Il arrive que nos vies soient douces et rudes aussi tout autant. Tu as toujours été là quand le bonheur nous est une évidence et encore quand nous ne comprenons plus rien parce que tout devient trop difficile. Tu as été, tu restes, un rabbin, un maître, un ami exceptionnel. Et si ces mots, ce soir, sont les miens, du fond de mon cœur, ils sont aussi ceux de chacune et chacun d’entre nous, de nous tous.
Lorsque nous avons parlé de ce chabbat, tu m’as dit : « Surtout, je ne voudrais pas que cela ressemble à un éloge funèbre » … Alors, je te rassure, on continue, tous ensemble d’une autre manière, et bien-sûr aussi avec Josh pour qui, j’en suis certaine, nos enfants, dans trente-cinq ans, organiseront un moment qui, à sa façon, ressemblera à celui-ci.


Mon cher Rivon, j’ai cherché pour finir cette trop longue dracha, une référence, une citation qui me permettrait de conclure élégamment.

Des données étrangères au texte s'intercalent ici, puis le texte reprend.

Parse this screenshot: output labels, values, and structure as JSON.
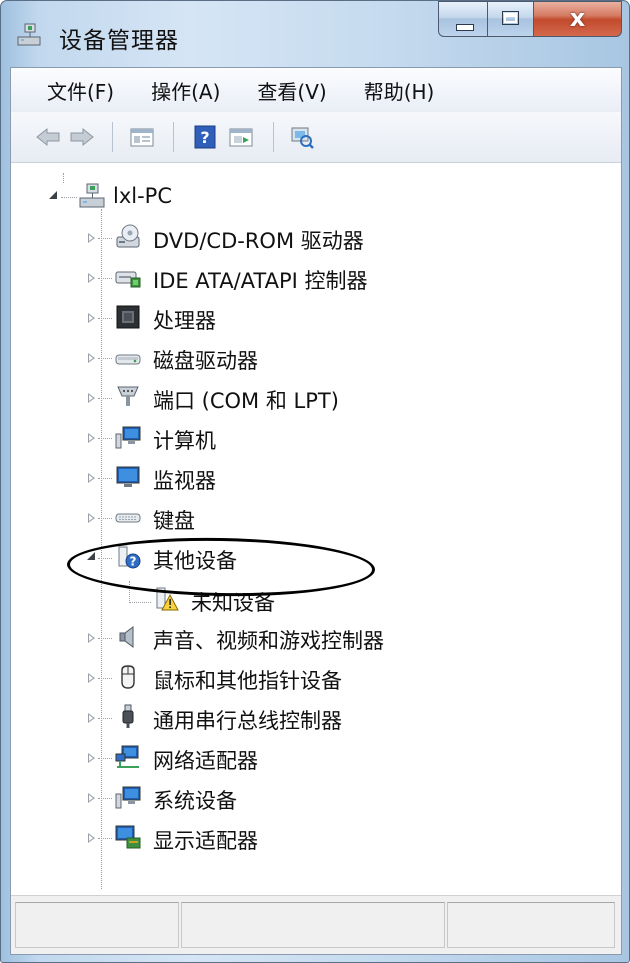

J’avoue n’avoir rien trouvé de plus vrai, de plus sincère et finalement de plus évident que « Merci », merci pour le chemin étroit où nous t’avons suivi, merci pour tout et plus encore.


Chabbat Chalom

Notes:

(1) Chemot, XIV, 29.

(2) Rivon Krygier – Peintures de Gérard Garouste, La Haggada aux quatre visages, Paris 2019, éditions In Press.

(3) Rivon Krygier, op.cit, p.67H

(4) Rabbi Jonathan Sacks, Essays on Ethics, A Weekly Reading of the Jewish Bible, Jerusalem, 2016, Koren Publishers, p.97-102.

(5) Chemot, XVII, 8, 9 et13.

(6) Chemot, XVII,16.

(7) Devarim, XXV,19.

(8) Devarim, XXIII, 8.

(9) Chemot, I,8.

(10) Chemot, I, 9,10.

(11) Berechit, 47.

(12) Devarim, XXV, 18.

(13) Paul AUDI, Tenir tête, Paris 2024, éditions Stock.